Skip to content

S3 Backend

Papermerge DMS supports S3 backend. This means that it can store document files in S3 storage.

There are two parts to consider here:

  1. Documents upload to S3 storage
  2. Content delivery i.e. serving of document files

The second part, content delivery, is about offloading document files delivery from Papermerge DMS to CDN. Once files are served via CDN, webapp becomes stateless, which means you can have multiple instances of webapp and thus scale it as much as you have want.

Documents Upload to S3 Storage

This scenario is straightforward - Papermerge DMS will upload every document version to S3 storage. However, in this scenario Papermerge DMS serves documents from its local disk. This works if and only if you have exactly one instance of webapp.

If you change document version, Papermerge DMS will upload changed version as well. If you delete a document, Papermerge DMS will remove deleted document from S3 bucket as well.

This setup is useful for small deployments accessible only to couple of users on local network.

Remember

  1. This setup works only for one instance of webapp
  2. In this scenario webapp is serving document files

To make this work, you need to provide to S3 worker following settings:

* PAPERMERGE__S3__BUCKET_NAME
* AWS_REGION_NAME
* AWS_ACCESS_KEY_ID
* AWS_SECRET_ACCESS_KEY
* S3_WORKER_ARGS should be set to "-Q s3 -c 2"

Note that both webapp and s3worker need to have access same PAPERMERGE__REDIS__URL and PAPERMERGE__DATABASE__URL.
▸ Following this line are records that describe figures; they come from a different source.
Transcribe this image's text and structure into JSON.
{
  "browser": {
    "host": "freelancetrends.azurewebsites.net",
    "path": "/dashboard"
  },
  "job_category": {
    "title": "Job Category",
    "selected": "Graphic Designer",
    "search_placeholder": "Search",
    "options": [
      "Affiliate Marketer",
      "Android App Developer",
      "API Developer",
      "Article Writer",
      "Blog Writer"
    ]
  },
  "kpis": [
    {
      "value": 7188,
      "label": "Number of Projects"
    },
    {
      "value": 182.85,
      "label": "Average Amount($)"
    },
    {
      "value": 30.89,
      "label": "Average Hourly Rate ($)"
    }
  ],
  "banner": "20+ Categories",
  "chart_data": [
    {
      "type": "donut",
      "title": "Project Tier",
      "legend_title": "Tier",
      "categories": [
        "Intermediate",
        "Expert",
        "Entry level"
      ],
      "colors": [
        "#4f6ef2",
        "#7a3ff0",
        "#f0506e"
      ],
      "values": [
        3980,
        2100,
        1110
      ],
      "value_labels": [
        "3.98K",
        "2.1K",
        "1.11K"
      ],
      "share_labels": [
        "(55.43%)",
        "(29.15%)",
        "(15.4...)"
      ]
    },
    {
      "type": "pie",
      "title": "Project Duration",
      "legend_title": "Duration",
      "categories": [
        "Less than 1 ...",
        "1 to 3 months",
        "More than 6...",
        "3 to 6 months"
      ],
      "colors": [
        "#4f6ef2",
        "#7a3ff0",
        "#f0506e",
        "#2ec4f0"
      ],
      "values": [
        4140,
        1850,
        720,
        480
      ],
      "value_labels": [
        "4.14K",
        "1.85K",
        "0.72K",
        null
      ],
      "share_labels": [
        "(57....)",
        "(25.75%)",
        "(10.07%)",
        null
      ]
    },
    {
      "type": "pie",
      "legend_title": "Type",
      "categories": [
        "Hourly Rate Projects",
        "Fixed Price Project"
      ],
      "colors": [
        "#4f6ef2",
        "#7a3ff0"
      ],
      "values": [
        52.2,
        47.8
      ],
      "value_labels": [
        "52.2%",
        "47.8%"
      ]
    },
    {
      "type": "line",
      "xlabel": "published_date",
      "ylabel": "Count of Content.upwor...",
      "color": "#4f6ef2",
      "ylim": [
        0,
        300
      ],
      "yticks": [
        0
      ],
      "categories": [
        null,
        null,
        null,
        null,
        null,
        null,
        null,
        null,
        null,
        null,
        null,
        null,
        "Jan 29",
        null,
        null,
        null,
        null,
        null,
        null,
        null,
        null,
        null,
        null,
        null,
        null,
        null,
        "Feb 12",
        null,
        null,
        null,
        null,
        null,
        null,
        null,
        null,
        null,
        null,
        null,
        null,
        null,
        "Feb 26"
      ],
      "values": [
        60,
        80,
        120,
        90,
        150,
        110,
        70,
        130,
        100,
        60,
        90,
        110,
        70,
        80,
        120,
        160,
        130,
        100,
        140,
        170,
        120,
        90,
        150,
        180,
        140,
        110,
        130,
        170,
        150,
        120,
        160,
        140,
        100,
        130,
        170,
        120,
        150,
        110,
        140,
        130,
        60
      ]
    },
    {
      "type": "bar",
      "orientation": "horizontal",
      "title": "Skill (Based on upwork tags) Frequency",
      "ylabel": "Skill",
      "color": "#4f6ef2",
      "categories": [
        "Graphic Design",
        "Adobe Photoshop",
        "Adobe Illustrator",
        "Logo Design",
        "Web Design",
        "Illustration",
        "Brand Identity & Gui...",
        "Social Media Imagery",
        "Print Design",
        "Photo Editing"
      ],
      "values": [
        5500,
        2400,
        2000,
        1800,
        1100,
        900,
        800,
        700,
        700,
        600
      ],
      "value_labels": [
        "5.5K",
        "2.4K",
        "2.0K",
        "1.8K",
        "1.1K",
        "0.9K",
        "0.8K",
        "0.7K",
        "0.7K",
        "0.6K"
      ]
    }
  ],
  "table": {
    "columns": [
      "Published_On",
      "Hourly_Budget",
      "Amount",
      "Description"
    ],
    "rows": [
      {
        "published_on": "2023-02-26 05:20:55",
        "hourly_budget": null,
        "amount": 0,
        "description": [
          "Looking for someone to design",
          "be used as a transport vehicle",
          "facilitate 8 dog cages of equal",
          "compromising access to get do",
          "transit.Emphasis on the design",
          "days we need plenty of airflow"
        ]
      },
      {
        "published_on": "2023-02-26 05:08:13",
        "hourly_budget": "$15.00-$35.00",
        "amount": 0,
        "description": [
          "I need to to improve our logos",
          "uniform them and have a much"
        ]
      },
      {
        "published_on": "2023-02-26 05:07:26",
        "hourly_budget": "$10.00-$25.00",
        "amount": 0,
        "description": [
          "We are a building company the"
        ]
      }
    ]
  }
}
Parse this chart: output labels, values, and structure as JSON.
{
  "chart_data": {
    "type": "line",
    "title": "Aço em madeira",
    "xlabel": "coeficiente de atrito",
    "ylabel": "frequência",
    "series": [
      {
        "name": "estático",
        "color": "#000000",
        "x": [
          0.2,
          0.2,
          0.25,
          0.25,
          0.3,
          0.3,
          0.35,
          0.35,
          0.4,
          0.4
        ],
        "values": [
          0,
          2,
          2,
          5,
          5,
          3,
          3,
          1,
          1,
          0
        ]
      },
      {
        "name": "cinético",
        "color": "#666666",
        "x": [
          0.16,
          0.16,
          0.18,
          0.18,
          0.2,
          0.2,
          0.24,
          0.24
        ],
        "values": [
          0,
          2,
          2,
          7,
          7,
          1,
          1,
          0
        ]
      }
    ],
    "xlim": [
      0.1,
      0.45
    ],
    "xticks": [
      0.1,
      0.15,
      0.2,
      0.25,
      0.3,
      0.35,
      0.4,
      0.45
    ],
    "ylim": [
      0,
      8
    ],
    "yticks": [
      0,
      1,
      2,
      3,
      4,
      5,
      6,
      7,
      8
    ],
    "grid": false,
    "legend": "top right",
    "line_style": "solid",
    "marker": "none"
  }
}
In following is an example of docker compose file which features S3 backend:

services:
  webapp:
    image: papermerge/papermerge:3.5
    environment:
      PAPERMERGE__SECURITY__SECRET_KEY: "random-sequence-of-characters"
      PAPERMERGE__AUTH__USERNAME: admin
      PAPERMERGE__AUTH__PASSWORD: 1234
      PAPERMERGE__DATABASE__URL: postgresql://coco:jumbo@db:5432/pmgdb
      PAPERMERGE__MAIN__MEDIA_ROOT: /var/media/pmg
      PAPERMERGE__REDIS__URL: redis://redis:6379/0
    ports:
     - "12000:80"
    depends_on:
      - db
      - redis
    volumes:
      - media_root:/var/media/pmg
  path_template_worker:
    image: papermerge/path-tmpl-worker:0.4
    command: worker
    environment:
      PAPERMERGE__DATABASE__URL: postgresql://coco:jumbo@db:5432/pmgdb
      PAPERMERGE__REDIS__URL: redis://redis:6379/0
      PATH_TMPL_WORKER_ARGS: "-Q path_tmpl -c 2"
    depends_on:
      - db
      - redis
  s3worker:
    image: papermerge/s3worker:0.4.3
    command: worker
    environment:
      PAPERMERGE__DATABASE__URL: postgresql://coco:jumbo@db:5432/pmgdb
      PAPERMERGE__REDIS__URL: redis://redis:6379/0
      PAPERMERGE__MAIN__MEDIA_ROOT: /var/media/pmg
      PAPERMERGE__S3__BUCKET_NAME: p<your bucket name>l
      S3_WORKER_ARGS: "-Q s3 -c 2"
      AWS_REGION_NAME: eu-central-1
      AWS_ACCESS_KEY_ID: A<your value here>L
      AWS_SECRET_ACCESS_KEY: s<your value here>j
    depends_on:
      - db
      - redis
    volumes:
      - media_root:/var/media/pmg
  db:
    image: postgres:16.1
    volumes:
      - pgdata:/var/lib/postgresql/data/
    environment:
      POSTGRES_PASSWORD: jumbo
      POSTGRES_DB: pmgdb
      POSTGRES_USER: coco
    healthcheck:
      test: pg_isready -U $$POSTGRES_USER -d $$POSTGRES_DB
      interval: 5s
      timeout: 10s
      retries: 5
      start_period: 10s
  redis:
    image: bitnami/redis:7.2
    ports:
      - "6379:6379"
    environment:
      ALLOW_EMPTY_PASSWORD: "yes"
volumes:
  pgdata:
  media_root:

You can use pmcompose to generate docker compose for Papermerge DMS. To generate above configuration, use following command:

$ pmcompose -u admin -p 1234 -lc -s3

Note

You can also run pmcompose in iterative mode, in which you will be asked configuration questions one by one:

$ pmcompose -i

Content Delivery

To enable files delivery via CDN, you need to set, in webapp, PAPERMERGE__MAIN__FILE_SERVER to s3:

PAPERMERGE__MAIN__FILE_SERVER=s3

At this point the only CDN provider which can be used with Papermerge DMS is AWS Cloud Front. Besides PAPERMERGE__MAIN__FILE_SERVER=s3, you need to set, on webapp, following, cloud front specific, environment variables (CF=AWS Cloud Front):

  • PAPERMERGE__MAIN__CF_SIGN_URL_PRIVATE_KEY
  • PAPERMERGE__MAIN__CF_SIGN_URL_KEY_ID
  • PAPERMERGE__MAIN__CF_DOMAIN

With above these settings all URLs to the document files will be 1. signed 2. pointing to cloud front domain. Each signed URL will be valid for 10 minutes. The key take away here is that document files will be retrieved from (signed URLS of) aws cloud front distribution.